Accompaniment of the people of Kumbo, Cameroon

How to reflect on my experience here in Kumbo, Cameroon through the lens of Justice, Peace and the Integrity of Creation? I must confess to being a little intimidated by the invitation. Cameroon has been declared the most corrupt country in the world by United Nations. In spite of regularly bumping into the structures of government and Church, it is the people and especially the children I meet that keep me here.

Over half the population is under 25 years of age, and over half of those are illiterate. I have not yet come across accurate statistics for HIV/AIDS. Many know their status but young people (like young people in North America) feel immune and immortal. Maybe they need that to survive. Am I here to change structures? (Some days, I think I am and want to.) Whatever impact I may have on the flawed structures here, I choose to work and live within them to be a voice for change. I choose to be
here in Cameroon to accompany young people (and not so young people) as they meet each other and God. Among a people for whom hospitality is so important, my North American mind and heart get challenged daily.
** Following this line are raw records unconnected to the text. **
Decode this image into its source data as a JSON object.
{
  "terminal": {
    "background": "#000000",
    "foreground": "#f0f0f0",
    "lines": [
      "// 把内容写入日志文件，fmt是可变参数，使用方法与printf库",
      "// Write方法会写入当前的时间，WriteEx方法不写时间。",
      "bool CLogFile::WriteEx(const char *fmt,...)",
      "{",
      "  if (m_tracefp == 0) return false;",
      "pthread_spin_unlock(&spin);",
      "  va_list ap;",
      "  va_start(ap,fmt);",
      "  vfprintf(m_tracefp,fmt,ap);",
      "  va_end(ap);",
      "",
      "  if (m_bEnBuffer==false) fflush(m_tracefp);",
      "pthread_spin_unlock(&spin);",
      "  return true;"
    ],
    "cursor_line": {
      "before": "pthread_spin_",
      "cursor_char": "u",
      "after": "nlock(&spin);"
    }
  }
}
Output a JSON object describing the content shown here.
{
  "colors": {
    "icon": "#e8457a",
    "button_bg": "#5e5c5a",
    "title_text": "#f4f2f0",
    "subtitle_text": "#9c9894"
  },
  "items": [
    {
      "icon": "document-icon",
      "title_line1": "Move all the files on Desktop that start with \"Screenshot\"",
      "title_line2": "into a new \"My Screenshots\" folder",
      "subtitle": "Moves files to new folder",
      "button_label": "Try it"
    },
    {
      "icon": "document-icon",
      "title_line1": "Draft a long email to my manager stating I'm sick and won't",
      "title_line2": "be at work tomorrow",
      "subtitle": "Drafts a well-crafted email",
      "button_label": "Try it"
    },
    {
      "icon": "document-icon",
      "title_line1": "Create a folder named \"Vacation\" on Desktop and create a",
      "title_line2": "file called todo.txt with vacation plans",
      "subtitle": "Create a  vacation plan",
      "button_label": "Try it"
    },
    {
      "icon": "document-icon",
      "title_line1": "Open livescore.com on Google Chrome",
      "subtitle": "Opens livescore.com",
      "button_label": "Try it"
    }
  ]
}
This country is beautiful. The mountains of the northwest are spectacular. The vegetation in the rainy season is so lush. Transportation is a challenge (to put it mildly). The people have so little and yes, have so much. I left behind a hectic ministry that I loved but I could not continue at that pace. In the alone times and even in the lonely times here, I am learning about Presence: God’s, mine and my neighbours’. And many days I am receiving much more than I could ever offer the people. So, who is poor?
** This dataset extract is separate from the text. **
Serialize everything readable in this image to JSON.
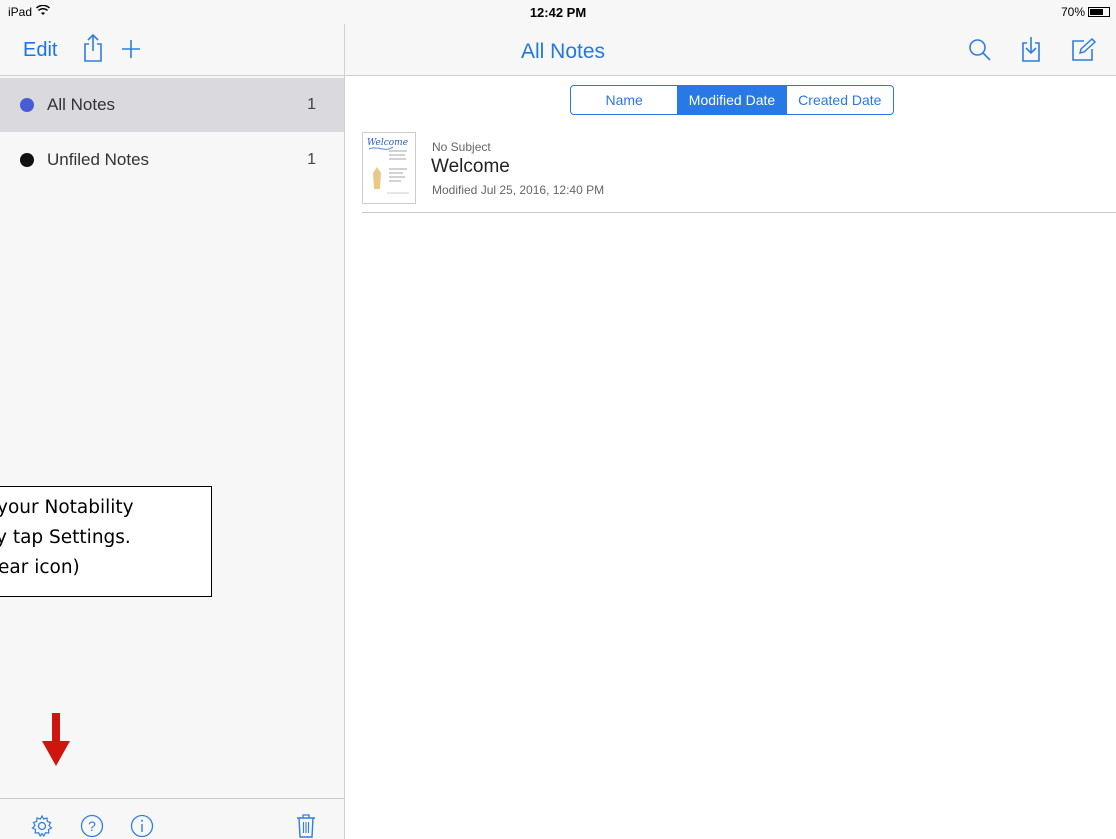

Last night as I stood outside our gate saying good bye to some guests, I heard a baby chick squawking. Its mother, invisible to me, knew that a chick was missing from her brood. As I greeted people going by the mother hen finally showed herself. And in time the young, lost chick found the hen. Eventually, the mother sat on all her chicks, feeding them the grass and twigs she had gathered, and all was well. I am still discerning what this small scene means for me: maybe God too squawks until we are all One. Am I listening? Seeing? Trying?